Written by Tony Hirst

March 21, 2010 at 10:44 am

Posted in Data, Tinkering, Uncourse, Visualisation

Tagged with

Getting Started With The Gephi Network Visualisation App – My Facebook Network, Part I

A couple of weeks ago, I came across Gephi, a desktop application for visualising networks.

And quite by chance, a day or two after I was asked about any tools I knew of that could visualise and help analyse social network activity around an OU course… which I take as a reasonable justification for exploring exactly what Gephi can do :-)

So, after a few false starts, here’s what I’ve learned so far…

First up, we need to get some graph data – netvizz – facebook to gephi suggests that the netvizz facebook app can be used to grab a copy of your Facebook network in a format that Gephi understands, so I installed the app, downloaded my network file, and then uninstalled the app… (can’t be too careful ;-)

Once Gephi is launched (and updated, if it’s a new download – you’ll see an updates prompt in the status bar along the bottom of the Gephi window, right hand side) Open… the network file you downloaded.

NB I think the graph should probably be loaded as an undirected graph… That is, if A connects to B, B connects to A. But I’m committed to the directed version in this case, so we’ll stick with it… (The directed version would make sense for a Twitter network (which has an asymmetric friending model), where A may follow B, but B might choose not to follow A. In Facebook, friending is symmetric – A can only friend B if B friends A.

(Btw, I’ve come across a few gotchas using Gephi so far, including losing the window layout shown above. Playing with the Reset Windows from the Windows menu sometimes helps… There may be an easier way, but I haven’t found it yet…)

The graph window gives a preview of the network – in this case, the nodes are people and the edges show that one person is following another. (Remember, I should have loaded this as an undirected graph. The directed edges are just an artefact of the way the edge list that states who is connected to whom was generated by netvizz.)

Using the scroll wheel on a mouse (or two finger push on my Mac mousepad), you can zoom in and out of the network in the graph view. You can also move nodes around, view the labels, switch the edges on and off off, and recenter the view.

Not shown – but possible – is deleting nodes from the graph, as well as editing their properties.

You can also generate views of the graph that show information about the network. In the Ranking panel, if you select the Nodes tab, set the option to Degree (the number of edges/connections attached to a node) and then choose the node size button (the jewel), you can set the size of the node to be proportional to the number of connections. Tune the min and max sizes as required, then hit apply:

You can also colour the nodes according to properties:

So for example, we might get something like this:

Label size and colour can also be proportional to node attributes:

To view the labels, make sure you click on the Text labels option at the bottom of the graph panel. You may also need to tweak the label size slider that’s also on the bottom of the panel.

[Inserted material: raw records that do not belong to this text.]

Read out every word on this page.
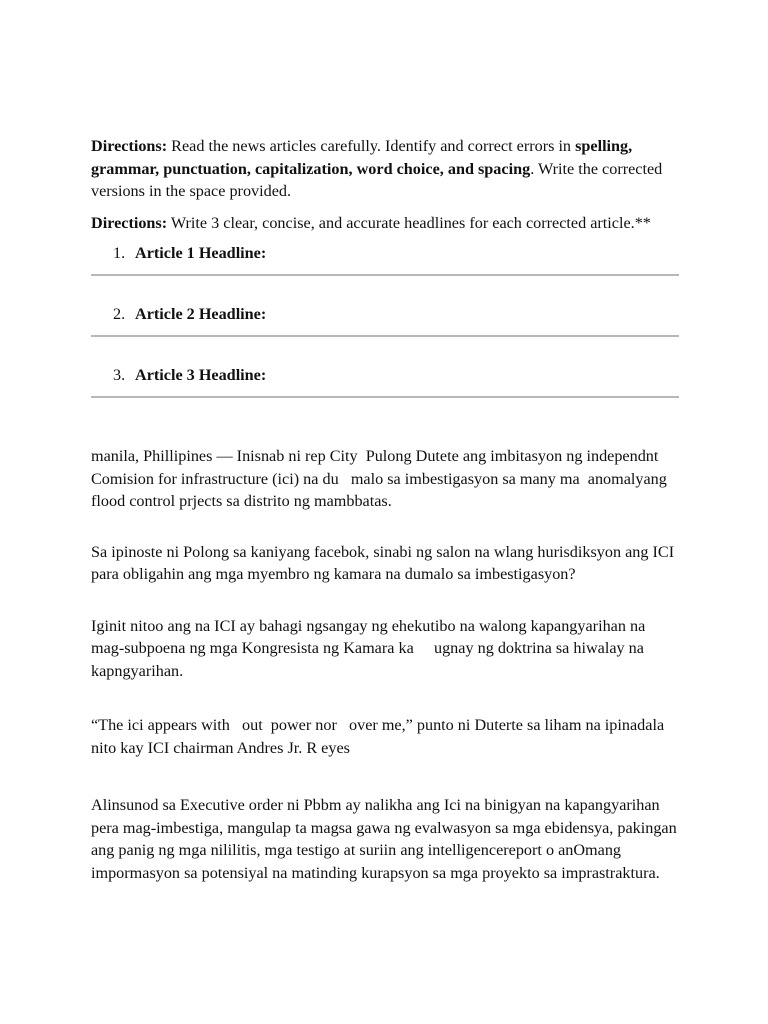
Directions: Read the news articles carefully. Identify and correct errors in spelling, grammar, punctuation, capitalization, word choice, and spacing. Write the corrected versions in the space provided.

Directions: Write 3 clear, concise, and accurate headlines for each corrected article.**

1. Article 1 Headline:
2. Article 2 Headline:
3. Article 3 Headline:

manila, Phillipines — Inisnab ni rep City  Pulong Dutete ang imbitasyon ng independnt Comision for infrastructure (ici) na du   malo sa imbestigasyon sa many ma  anomalyang flood control prjects sa distrito ng mambbatas.

Sa ipinoste ni Polong sa kaniyang facebok, sinabi ng salon na wlang hurisdiksyon ang ICI para obligahin ang mga myembro ng kamara na dumalo sa imbestigasyon?

Iginit nitoo ang na ICI ay bahagi ngsangay ng ehekutibo na walong kapangyarihan na mag-subpoena ng mga Kongresista ng Kamara ka     ugnay ng doktrina sa hiwalay na kapngyarihan.

“The ici appears with   out  power nor   over me,” punto ni Duterte sa liham na ipinadala nito kay ICI chairman Andres Jr. R eyes

Alinsunod sa Executive order ni Pbbm ay nalikha ang Ici na binigyan na kapangyarihan pera mag-imbestiga, mangulap ta magsa gawa ng evalwasyon sa mga ebidensya, pakingan ang panig ng mga nililitis, mga testigo at suriin ang intelligencereport o anOmang impormasyon sa potensiyal na matinding kurapsyon sa mga proyekto sa imprastraktura.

If you want to generate a pretty version of the graph, you need to do a couple of things. Firstly, in the layout panel, select a layout algorithm. Force Atlas is the one that the original tutorial recommends. The repulsion strength determines how dispersed the final graph will be (i.e. it sets the “repulsive force” between nodes); I set a value of 2000, but feel free to play:

When you hit Run, the button label will change to Stop and the graph should start to move and reorganise itself. Hit Stop when the graph looks a little better laid out. Remember, you can also move nodes around in the graph as show in the video above.

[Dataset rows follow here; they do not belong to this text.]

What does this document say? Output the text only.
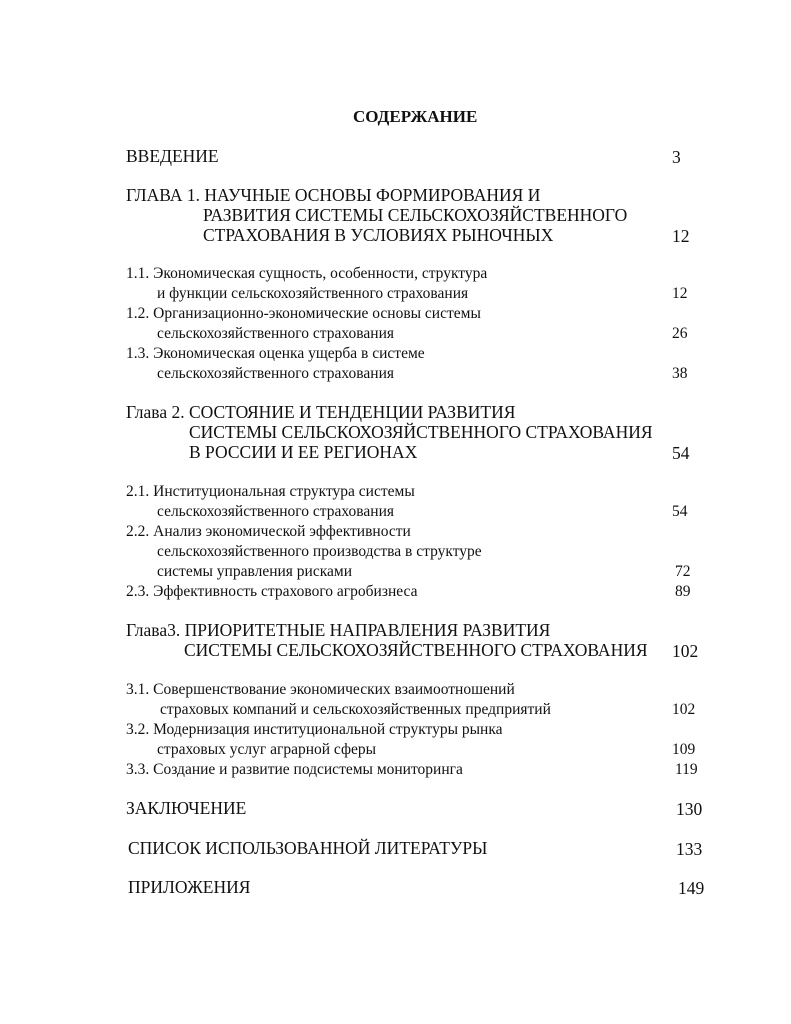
СОДЕРЖАНИЕ
ВВЕДЕНИЕ	3
ГЛАВА 1. НАУЧНЫЕ ОСНОВЫ ФОРМИРОВАНИЯ И
РАЗВИТИЯ СИСТЕМЫ СЕЛЬСКОХОЗЯЙСТВЕННОГО
СТРАХОВАНИЯ В УСЛОВИЯХ РЫНОЧНЫХ	12
1.1. Экономическая сущность, особенности, структура
и функции сельскохозяйственного страхования	12
1.2. Организационно-экономические основы системы
сельскохозяйственного страхования	26
1.3. Экономическая оценка ущерба в системе
сельскохозяйственного страхования	38
Глава 2. СОСТОЯНИЕ И ТЕНДЕНЦИИ РАЗВИТИЯ
СИСТЕМЫ СЕЛЬСКОХОЗЯЙСТВЕННОГО СТРАХОВАНИЯ
В РОССИИ И ЕЕ РЕГИОНАХ	54
2.1. Институциональная структура системы
сельскохозяйственного страхования	54
2.2. Анализ экономической эффективности
сельскохозяйственного производства в структуре
системы управления рисками	72
2.3. Эффективность страхового агробизнеса	89
Глава3. ПРИОРИТЕТНЫЕ НАПРАВЛЕНИЯ РАЗВИТИЯ
СИСТЕМЫ СЕЛЬСКОХОЗЯЙСТВЕННОГО СТРАХОВАНИЯ 102
3.1. Совершенствование экономических взаимоотношений
страховых компаний и сельскохозяйственных предприятий	102
3.2. Модернизация институциональной структуры рынка
страховых услуг аграрной сферы	109
3.3. Создание и развитие подсистемы мониторинга	119
ЗАКЛЮЧЕНИЕ	130
СПИСОК ИСПОЛЬЗОВАННОЙ ЛИТЕРАТУРЫ	133
ПРИЛОЖЕНИЯ	149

Having run the Layout routine, we can now generate a pretty view of the graph. In the Preview Settings panel on the left-hand side of the Gephi environment, select “Show Labels” and then hit “Refresh”:

In the Preview panel, (next tab along from Preview Settings), you should see a the prettified, 3D layout view:

Note that in this case I haven’t made much attempt at generating a nice layout, for example by moving nodes around in the graph window to better position them, but you can do… (just remember to Refresh the Preview view in the Preview Settings… (There must be a shortcut way of doing that, but I haven’t found it…!:-(

If you want to look at who any particular individual is connected to, you can go to the
Data Table panel (again in the set of panels on the right hand side, just along from the Preview tab panel) and search for people by name. Here, I’m searching the edges to see who of my Facebook friends a certain Martin W is also connected to on Facebook;

It’s easy enough to highlight/select and copy these cells and then post them into a spreadsheet if required.

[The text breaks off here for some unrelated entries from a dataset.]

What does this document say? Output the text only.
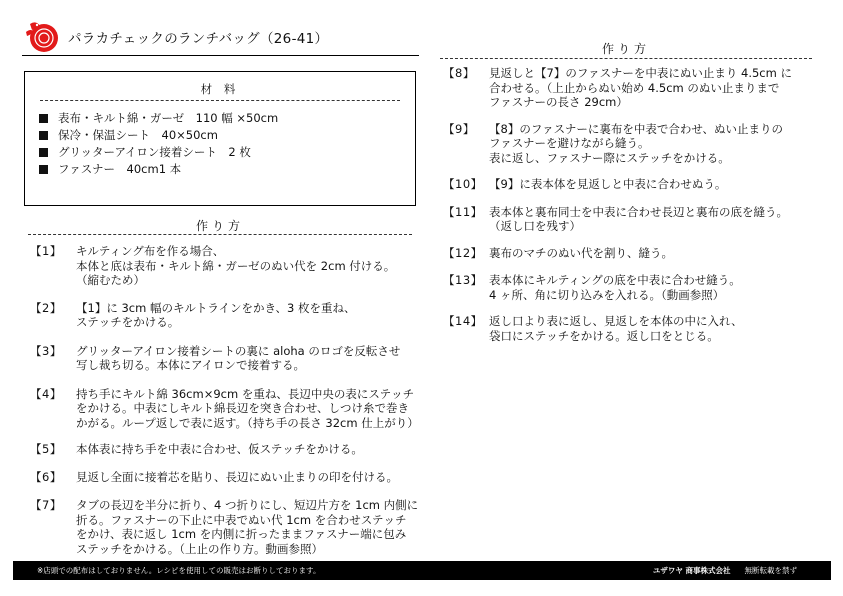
パラカチェックのランチバッグ（26-41）
材 料
表布・キルト綿・ガーゼ　110 幅 ×50cm
保冷・保温シート　40×50cm
グリッターアイロン接着シート　2 枚
ファスナー　40cm1 本
作り方
作り方
【1】	キルティング布を作る場合、
本体と底は表布・キルト綿・ガーゼのぬい代を 2cm 付ける。
（縮むため）
【2】	【1】に 3cm 幅のキルトラインをかき、3 枚を重ね、
ステッチをかける。
【3】	グリッターアイロン接着シートの裏に aloha のロゴを反転させ
写し裁ち切る。本体にアイロンで接着する。
【4】	持ち手にキルト綿 36cm×9cm を重ね、長辺中央の表にステッチ
をかける。中表にしキルト綿長辺を突き合わせ、しつけ糸で巻き
かがる。ループ返しで表に返す。（持ち手の長さ 32cm 仕上がり）
【5】	本体表に持ち手を中表に合わせ、仮ステッチをかける。
【6】	見返し全面に接着芯を貼り、長辺にぬい止まりの印を付ける。
【7】	タブの長辺を半分に折り、4 つ折りにし、短辺片方を 1cm 内側に
折る。ファスナーの下止に中表でぬい代 1cm を合わせステッチ
をかけ、表に返し 1cm を内側に折ったままファスナー端に包み
ステッチをかける。（上止の作り方。動画参照）
【8】	見返しと【7】のファスナーを中表にぬい止まり 4.5cm に
合わせる。（上止からぬい始め 4.5cm のぬい止まりまで
ファスナーの長さ 29cm）
【9】	【8】のファスナーに裏布を中表で合わせ、ぬい止まりの
ファスナーを避けながら縫う。
表に返し、ファスナー際にステッチをかける。
【10】 【9】に表本体を見返しと中表に合わせぬう。
【11】 表本体と裏布同士を中表に合わせ長辺と裏布の底を縫う。
（返し口を残す）
【12】 裏布のマチのぬい代を割り、縫う。
【13】 表本体にキルティングの底を中表に合わせ縫う。
4 ヶ所、角に切り込みを入れる。（動画参照）
【14】 返し口より表に返し、見返しを本体の中に入れ、
袋口にステッチをかける。返し口をとじる。
※店頭での配布はしておりません。レシピを使用しての販売はお断りしております。	ユザワヤ 商事株式会社 無断転載を禁ず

So that’s step 1 of getting started with Gephi… a way of using it to explore a graph in very general terms; but that’s not where the real fun lies. That starts when you start processing the graph by running statistics and filters over it. But for that, you’ll have to wait for the next post in this series… which is here: Getting Started With Gephi Network Visualisation App – My Facebook Network, Part II: Basic Filters

Written by Tony Hirst

April 16, 2010 at 11:20 am

Posted in Tutorial, Uncourse, Visualisation

Tagged with ,

Getting Started With Gephi Network Visualisation App – My Facebook Network, Part II: Basic Filters

In Getting Started With Gephi Network Visualisation App – My Facebook Network, Part I I described how to get up and running with the Gephi network visualisation tool using social graph data pulled out of my Facebook account. In this post, I’ll explore some of the tools that Gephi provides for exploring a network in a more structured way.

If you aren’t familiar with Gephi, and if you haven’t read Part I of this series, I suggest you do so now…

…done that…?

Okay, so where do we begin? As before, I’m going to start with a fresh worksheet, and load my Facebook network data, downloaded via the netvizz app, into Gephi, but as an undirected graph this time! So far, so exactly the same as last time. Just to give me some pointers over the graph, I’m going to set the node size to be proportional to the degree of each node (that is, the number of people each person is connected to).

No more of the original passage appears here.